(Bloomberg) — Cargill Inc and Deutsche Bank AG (NYSE:DB) are among a group of major foreign companies under probe in Taiwan for speculating on the surging local currency last year, hindering the central bank’s efforts to rein in a rampant foreign-exchange market.
Eight of Asia’s leading food traders, with the help of six overseas banks, built a combined $11 billion in their Taiwan dollar deliverable forwards positions as of the end of July, the central bank said in a statement last week. Cargill and Louis Dreyfus Co. were involved, along with Deutsche Bank (DE:DBKGn), Citigroup Inc (NYSE:C)., JPMorgan Chase & Co. (NYSE:JPM) and Standard Chartered (OTC:SCBFF) Plc, according to people with knowledge of the matter, who asked not to be identified because they are not authorized to speak publicly.
The positions were based on overseas physical grain trades deliberately transacted via their Taiwan units to speculate on the local currency, affecting market stability, the central bank said. The companies, which the central bank has not identified, had ceased the trades by the end of July last year. The central bank will announce punishments for four of the banks soon. It has already settled with two other lenders.

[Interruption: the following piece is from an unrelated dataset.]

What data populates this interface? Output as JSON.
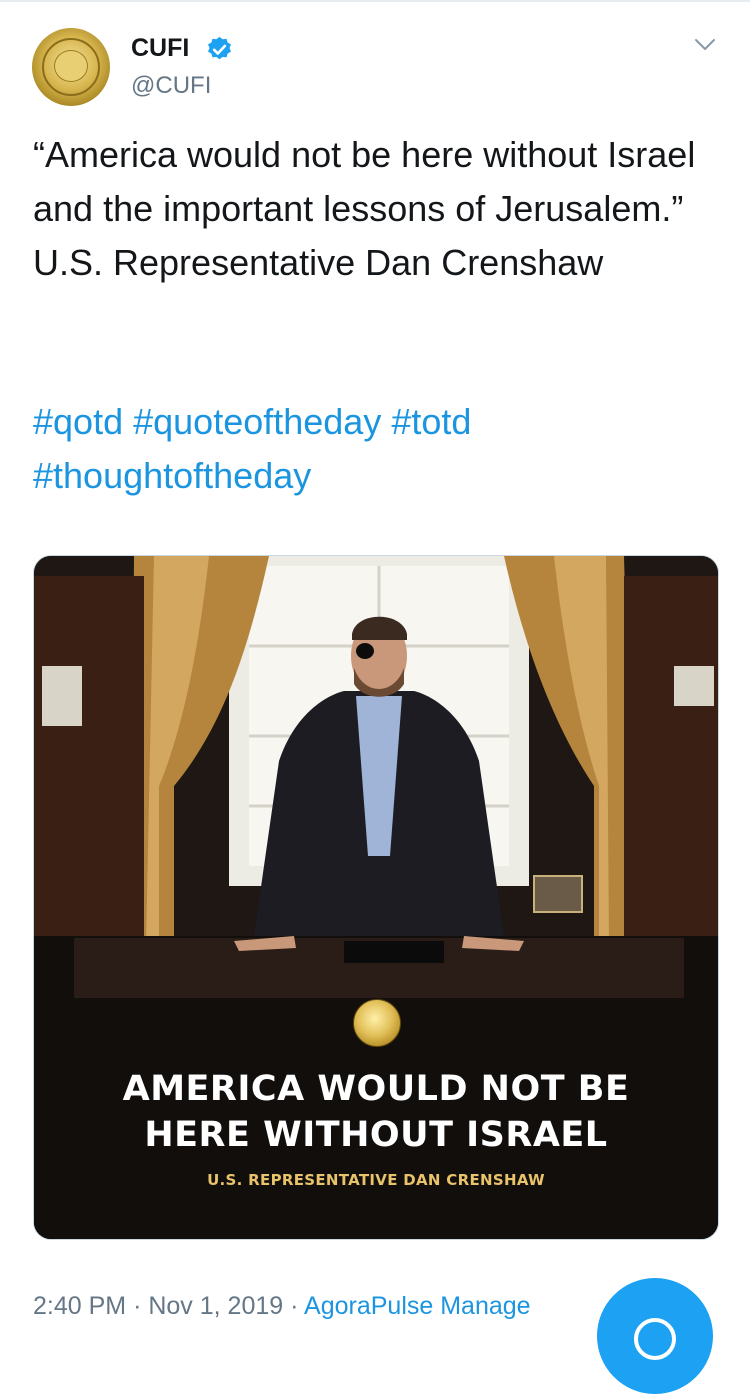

The monetary authority can’t sanction the grain firms but is preparing to hand over detailed information about the case to other government agencies, such as the finance ministry and the main financial regulator, to allow them to further investigate the companies.
At least some of the trades were specifically designed to profit from the rising Taiwan dollar, the people familiar said, presenting a direct challenge to the central bank as it battled to contain a rapidly rising currency in its efforts to maintain a stable financial environment for its export-dependent economy.
Taiwan’s central bank tightly regulates how much Taiwan dollars foreign companies can accrue to avoid speculation on the currency. It said the huge positions the commodity companies built up in deliverable forwards went beyond their actual business needs, according to a statement last week. None of the commodity trades behind the forward positions, nor the principle parties involved, were in Taiwan, it said.
“Speculation is typically frowned upon by the central bank as it could destabilize markets and distort pricing,” Christopher Wong, a senior foreign-exchange strategist at Malayan Banking in Singapore, said in a message. “The punishment aims to send a deterrence message and the central bank can use this as a means of ‘reminding the markets’ not to be a menace.”
The central bank didn’t comment beyond its statement when contacted by Bloomberg News.
Deutsche Bank, JPMorgan, Citigroup, ANZ and Cargill declined to comment. A Standard Chartered spokeswoman said the bank wasn’t able to comment as this involves regulatory process. ING didn’t comment. Louis Dreyfus said it hasn’t been contacted by Taiwanese authorities and declined to comment further.
Strongest Taiwan Dollar Since ‘97 Shows Central Bank Easing Grip
The Taiwan dollar strengthened more than 6% in the 12 months leading up to July 31 last year, the biggest gain among Asian currencies. It has continued to appreciate since, triggering ongoing interventions the central bank governor Yang Chin-long insists are merely intended to “smooth” the gains to maintain financial stability. The U.S. responded by putting Taiwan back onto its watch list of potential currency manipulators in December and urging its central bank to allow the local dollar to appreciate further.
The case disclosed an unusual source of profit for multinational traders, whose fortunes are traditionally built from their massive control over the physical supply chains in the vast and often opaque global market in food and raw materials.
The main point of contention is related to re-exports. Global companies move goods between different countries for various purposes — processing, storage, distribution or delivery. Some make use of facilities in different countries as part of their trading operations.
The traders’ Taiwan units placed the orders for agricultural products or other raw materials from foreign sellers, pricing the transactions in Taiwan dollars but settling them in U.S. dollars. The traders then sold the products to buyers based overseas, pricing and settling the deal in U.S. dollars.
The companies intentionally created exposure to the Taiwan dollar during these trades, with their Taiwan-based units building up deliverable-forwards positions with their banks based on the deals, the central bank said. The commodities never entered or exited Taiwan, while payments were handled by the traders’ offices outside of Taiwan.
The eight traders piled up a combined $11 billion in transactions between July 2019 and July 2020, according to the statement. The amount was equivalent to almost 4% of Taiwan’s total imports last year, data compiled by Bloomberg show.